Вероятность, что галера все еще не прошла мимо, пока оставалась. Очень небольшая вероятность, поскольку северные ветры или не дули вовсе, или дули столь слабо, что не задержали бы её продвижение. Но надежда, скорее теоретическая, еще жила, особенно в сердцах самых страждущих, и еще задолго до рассвета капитан Обри и все его офицеры (за исключением хирурга и капеллана), а также большая часть отдыхающей вахты, находились на палубе.
Конец ночи оказался туманным, и слегка охлаждающий северо-западный бриз гулял потоком теплых испарений над убывающей луной, все еще излучающей неясный рассеянный свет, а крупные звезды походили на оранжевые кляксы.
«Ниоба» встала на якорь, течение с подветренной стороны непрерывно поднимало мягкую рябь, если кто и говорил, то только шепотом. Небо на востоке заметно посветлело. Джек устремил взгляд на Канопус [34]34
Канопус – звезда в созвездии Киля.
[Закрыть] – невнятное свечение на юге, размышляя о сыне: вырастет ли мальчишка сопляком, воспитываясь матерью и играя только с сестрами? Капитан слышал о ребятах помладше Джорджа, уже выходивших в море. Наверно, правильно будет взять его с собой в годовое плаванье, а потом отдать в школу на год или два до возвращения на флот, тогда он не станет столь безграмотным, как большинство морских офицеров, включая его отца. Пара его друзей определенно включили бы имя Джорджа в свои судовые роли, поэтому учеба в школе не замедлила бы срок сдачи экзамена на лейтенанта. Две склянки. Услышав их, Джек устремил взгляд вперед, а когда снова посмотрел на небо, звезда исчезла.
Заскрипела баковая помпа, и в эти неуютные часы мёртвого ночного мира, когда привычная дневная жизнь ещё не вернулась на корабль, вахта правого борта занялась уборкой. Поток воды и песка уже достиг миделя, а пемза шлифовала доски форкастля, когда на горизонте появилась красная полоска зарождающегося рассвета.

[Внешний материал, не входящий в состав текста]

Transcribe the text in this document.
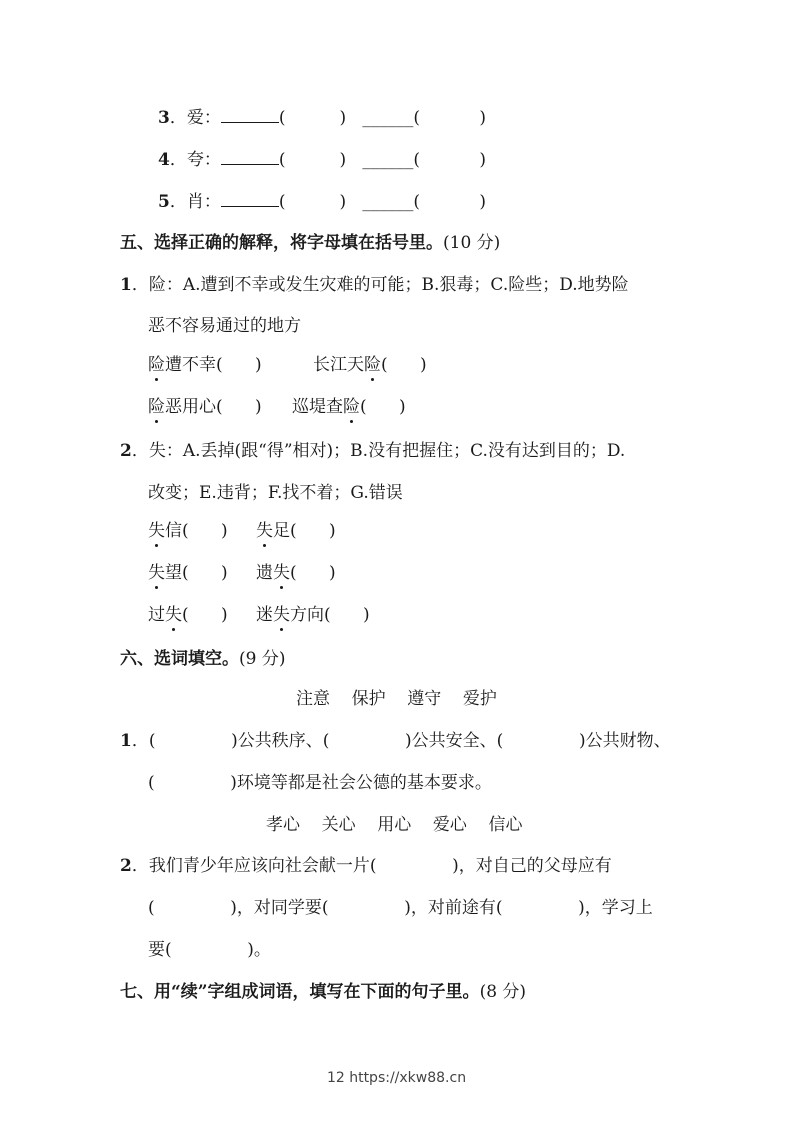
3．爱：	(          )   ______(           )
4．夸：	(          )   ______(           )
5．肖：	(          )   ______(           )
五、选择正确的解释，将字母填在括号里。(10 分)
1．险：A.遭到不幸或发生灾难的可能；B.狠毒；C.险些；D.地势险
恶不容易通过的地方
险遭不幸(      )	长江天险(      )
险恶用心(      ) 巡堤查险(      )
2．失：A.丢掉(跟“得”相对)；B.没有把握住；C.没有达到目的；D.
改变；E.违背；F.找不着；G.错误
失信(      ) 失足(      )
失望(      ) 遗失(      )
过失(      ) 迷失方向(      )
六、选词填空。(9 分)
注意    保护    遵守    爱护
1．(              )公共秩序、(              )公共安全、(              )公共财物、
(              )环境等都是社会公德的基本要求。
孝心    关心    用心    爱心    信心
2．我们青少年应该向社会献一片(              )，对自己的父母应有
(              )，对同学要(              )，对前途有(              )，学习上
要(              )。
七、用“续”字组成词语，填写在下面的句子里。(8 分)
12 https://xkw88.cn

Кэлэми, сидящий на якорном шпиле в подвёрнутых штанах, оберегая их от воды, внезапно спрыгнул вниз и прошлёпал по мокрой палубе к Моуэту, который гаркнул:
– Эй, там, на баке! Довольно! – и подошёл к Джеку. – Сэр, – обратился он к капитану, снимая шляпу. – Кэлэми кажется, будто он что-то слышит.
– Тишина на палубе! – призвал Джек. Вся команда застыла, как в детской игре, кто где стоял, многие в нелепых позах, с кусками пемзы и швабрами в руках, по лицам было видно, как они напряженно вслушиваются. Вдалеке по правому борту слышалось пение: «йо-хо-хо, йо-хо-хо», его обрывки долетали до корабля, несмотря на встречный ветер.
– Приготовиться вытравить якорный канат, – приказал Джек, – и позовите мистера Хасана и серанга.
Но оба уже стояли рядом и многозначительно закивали, едва только Джек к ним обернулся, показывая жестами, будто гребут – несомненно, сейчас до них доносилась песня гребцов на галере.
Никто не мог сказать, откуда она доносится, но все уже приготовились травить канат, внимательно прислушиваясь: где-то в полумраке с подветренной стороны – вот и все, что они могли понять. Солнце поднималось всё выше и выше над чистым горизонтом и слепило глаза, но дрейфующий белый туман все еще скрывал морскую гладь.
Джек наклонился за борт, пытаясь разглядеть что-то сквозь туман, открыв рот и слыша собственное сердцебиение и довольно громкое и хриплое дыхание. И два голоса сверху.
– Вот она! – прокричал первый с брам-салинга.
– Эй, на палубе! Галера за кормой, на траверзе правого борта, – уточнил с грот-мачты второй.
– Мистер Моуэт, – приказал Джек, – травите канат и ставьте паруса. Марсели и нижние паруса – весьма неторопливо, словно мы обычное судно Компании, плывущее на Мубару и дожидавшееся утра, чтобы свериться с курсом. На палубе чтобы людей было немного – отдыхающая вахта вниз, остальным тоже скрыться. Команду «гамаки подымать» не подавать.
Он спустился за подзорной трубой и еще раз бросил взгляд на карту, которую очень хорошо знал. Когда Джек вернулся, якорный канат уже вытравили из клюза, и «Ниоба» поворачивала под ветром при обстененном фор-марселе. Неторопливо поднимали грот-марсель и крюйсель, а несколько матросов приготовились брасопить нижние реи.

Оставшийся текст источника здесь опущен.